One of the most frequent areas of forgery is in Wills. A person’s handwriting often deteriorates with age, and the elderly will often struggle to write as they once did. A forgery of their handwriting may contain letter formation, spacing, and breaks in the writing not consistent with the actual person’s hand. The German magazine Stern, learned a $4 million dollar lesson in 1983, when it purchased 62 volumes of private diaries reportedly written by Hitler. They failed to notice that all the entries were made in a firm, consistent hand, disregarding the fact that Hitler’s hand became less and less controlled as palsy affected him.
For the sloppy forger, it’s sometimes the choice of words and phrasing or sentence structure that gives them away. Or it can be not going that extra mile to obtain the paper appropriately available for the date on the document. In 1992, Emily Will, a document examiner was asked to examine what purported to be an original copy of the Declaration of Independence. And a fine example it was, right down to the signatures. But the paper had been manufactured by a process not available until 100 years after the signing. What Ms. Will examined, was one of a commemorative set of hand-inscribed copies, done in 1876 to celebrate the Centennial. It was a forgery…but a “legitimate” one.

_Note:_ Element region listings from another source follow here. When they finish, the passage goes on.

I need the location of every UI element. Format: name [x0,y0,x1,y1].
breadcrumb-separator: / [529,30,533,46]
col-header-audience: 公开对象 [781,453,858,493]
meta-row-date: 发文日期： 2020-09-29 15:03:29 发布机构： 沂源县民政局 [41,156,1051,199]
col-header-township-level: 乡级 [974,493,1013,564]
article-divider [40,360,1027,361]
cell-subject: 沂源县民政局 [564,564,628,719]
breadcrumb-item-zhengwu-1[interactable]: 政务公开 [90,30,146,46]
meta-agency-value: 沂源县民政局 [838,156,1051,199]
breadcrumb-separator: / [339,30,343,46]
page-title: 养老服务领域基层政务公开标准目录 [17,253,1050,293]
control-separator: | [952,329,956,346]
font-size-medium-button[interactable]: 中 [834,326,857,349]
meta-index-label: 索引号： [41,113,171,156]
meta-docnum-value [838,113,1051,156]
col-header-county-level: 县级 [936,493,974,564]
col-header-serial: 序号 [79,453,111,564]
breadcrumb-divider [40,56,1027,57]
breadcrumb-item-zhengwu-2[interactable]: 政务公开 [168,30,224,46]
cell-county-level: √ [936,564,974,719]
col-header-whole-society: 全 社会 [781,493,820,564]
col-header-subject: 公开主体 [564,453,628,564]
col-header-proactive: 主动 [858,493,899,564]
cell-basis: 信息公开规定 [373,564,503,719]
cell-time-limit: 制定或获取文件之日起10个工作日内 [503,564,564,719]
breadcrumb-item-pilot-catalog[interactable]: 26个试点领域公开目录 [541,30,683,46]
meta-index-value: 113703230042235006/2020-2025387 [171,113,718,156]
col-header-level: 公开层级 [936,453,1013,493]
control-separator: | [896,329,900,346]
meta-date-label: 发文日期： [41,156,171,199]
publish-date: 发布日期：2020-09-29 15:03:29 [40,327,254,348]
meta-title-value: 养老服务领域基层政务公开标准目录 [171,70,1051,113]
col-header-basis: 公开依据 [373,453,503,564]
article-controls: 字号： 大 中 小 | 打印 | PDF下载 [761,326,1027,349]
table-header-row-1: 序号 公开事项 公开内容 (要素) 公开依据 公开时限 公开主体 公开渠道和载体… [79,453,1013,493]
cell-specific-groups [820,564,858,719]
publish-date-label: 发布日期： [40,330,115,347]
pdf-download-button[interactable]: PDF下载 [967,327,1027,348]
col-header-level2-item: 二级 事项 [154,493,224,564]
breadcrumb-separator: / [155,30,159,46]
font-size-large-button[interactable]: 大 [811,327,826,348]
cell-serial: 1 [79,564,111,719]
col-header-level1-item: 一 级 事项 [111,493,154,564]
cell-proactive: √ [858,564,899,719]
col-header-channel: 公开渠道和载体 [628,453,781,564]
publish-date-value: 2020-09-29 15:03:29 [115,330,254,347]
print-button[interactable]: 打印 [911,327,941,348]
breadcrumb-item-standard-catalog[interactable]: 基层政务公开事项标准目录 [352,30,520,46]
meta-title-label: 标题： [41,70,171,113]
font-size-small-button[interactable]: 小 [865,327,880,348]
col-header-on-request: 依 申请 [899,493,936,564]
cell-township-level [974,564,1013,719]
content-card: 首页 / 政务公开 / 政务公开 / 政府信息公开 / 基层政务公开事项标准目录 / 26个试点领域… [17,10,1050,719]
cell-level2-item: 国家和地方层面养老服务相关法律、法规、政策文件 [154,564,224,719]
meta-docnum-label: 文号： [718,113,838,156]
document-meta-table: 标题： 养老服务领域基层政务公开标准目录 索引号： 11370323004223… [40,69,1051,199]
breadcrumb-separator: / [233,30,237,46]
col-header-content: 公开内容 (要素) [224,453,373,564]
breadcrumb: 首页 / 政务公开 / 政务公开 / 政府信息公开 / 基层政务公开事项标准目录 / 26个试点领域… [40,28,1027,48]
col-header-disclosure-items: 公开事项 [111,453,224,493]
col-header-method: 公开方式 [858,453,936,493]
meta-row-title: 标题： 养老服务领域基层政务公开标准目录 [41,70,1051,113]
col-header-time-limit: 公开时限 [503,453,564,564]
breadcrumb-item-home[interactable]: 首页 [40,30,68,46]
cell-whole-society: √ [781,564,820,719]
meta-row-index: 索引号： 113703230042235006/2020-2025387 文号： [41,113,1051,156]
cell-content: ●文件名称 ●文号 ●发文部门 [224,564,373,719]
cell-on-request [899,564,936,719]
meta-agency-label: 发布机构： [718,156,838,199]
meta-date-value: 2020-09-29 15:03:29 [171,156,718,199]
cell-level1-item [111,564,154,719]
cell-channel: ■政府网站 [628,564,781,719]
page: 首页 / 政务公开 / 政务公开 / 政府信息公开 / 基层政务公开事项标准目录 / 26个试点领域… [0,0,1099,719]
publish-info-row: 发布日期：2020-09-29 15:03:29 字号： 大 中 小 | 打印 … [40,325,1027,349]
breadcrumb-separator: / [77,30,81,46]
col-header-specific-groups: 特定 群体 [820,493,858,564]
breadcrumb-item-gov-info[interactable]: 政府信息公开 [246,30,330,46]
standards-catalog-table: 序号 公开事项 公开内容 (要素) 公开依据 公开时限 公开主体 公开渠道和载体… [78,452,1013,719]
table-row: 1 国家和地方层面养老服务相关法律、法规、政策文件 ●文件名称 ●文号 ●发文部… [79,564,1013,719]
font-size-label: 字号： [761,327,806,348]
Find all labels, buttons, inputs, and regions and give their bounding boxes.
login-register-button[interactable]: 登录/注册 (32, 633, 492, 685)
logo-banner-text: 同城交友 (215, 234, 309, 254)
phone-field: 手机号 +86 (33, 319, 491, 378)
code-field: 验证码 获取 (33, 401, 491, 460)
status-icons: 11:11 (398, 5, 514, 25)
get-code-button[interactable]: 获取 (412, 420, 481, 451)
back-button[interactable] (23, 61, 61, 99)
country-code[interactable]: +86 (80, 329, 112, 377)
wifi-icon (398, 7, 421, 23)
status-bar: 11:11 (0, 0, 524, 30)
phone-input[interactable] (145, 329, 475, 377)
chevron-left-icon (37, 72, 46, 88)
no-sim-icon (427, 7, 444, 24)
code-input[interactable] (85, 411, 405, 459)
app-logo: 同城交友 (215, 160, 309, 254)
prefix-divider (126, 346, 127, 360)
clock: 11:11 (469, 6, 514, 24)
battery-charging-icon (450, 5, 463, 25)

Sometime the forgers “get it right”, and make stupid mistakes. Mark Hofmann led the Mormon church down the garden path in the mid 1980s with letters purportedly to and from founder Joseph Smith, explaining much of the missing church history and doctrine. His paper trail ended in murder and a jail sentence. However, Hofmann had not restricted his forgeries to things ecclesiastical. In 1997, Emily Dickenson’s hometown library purchased a previously unknown treatise on death and the meaning of life. Sotheby’s auction house complimented the forger for their attention to detail, having somehow managed to acquire not only paper from the appropriate era with watermark intact, but for having used the same writing instruments that Dickenson did. The forgery only came to light when a Dickenson collector reported having been offered the same paper, ten years before, by Mark Hofmann.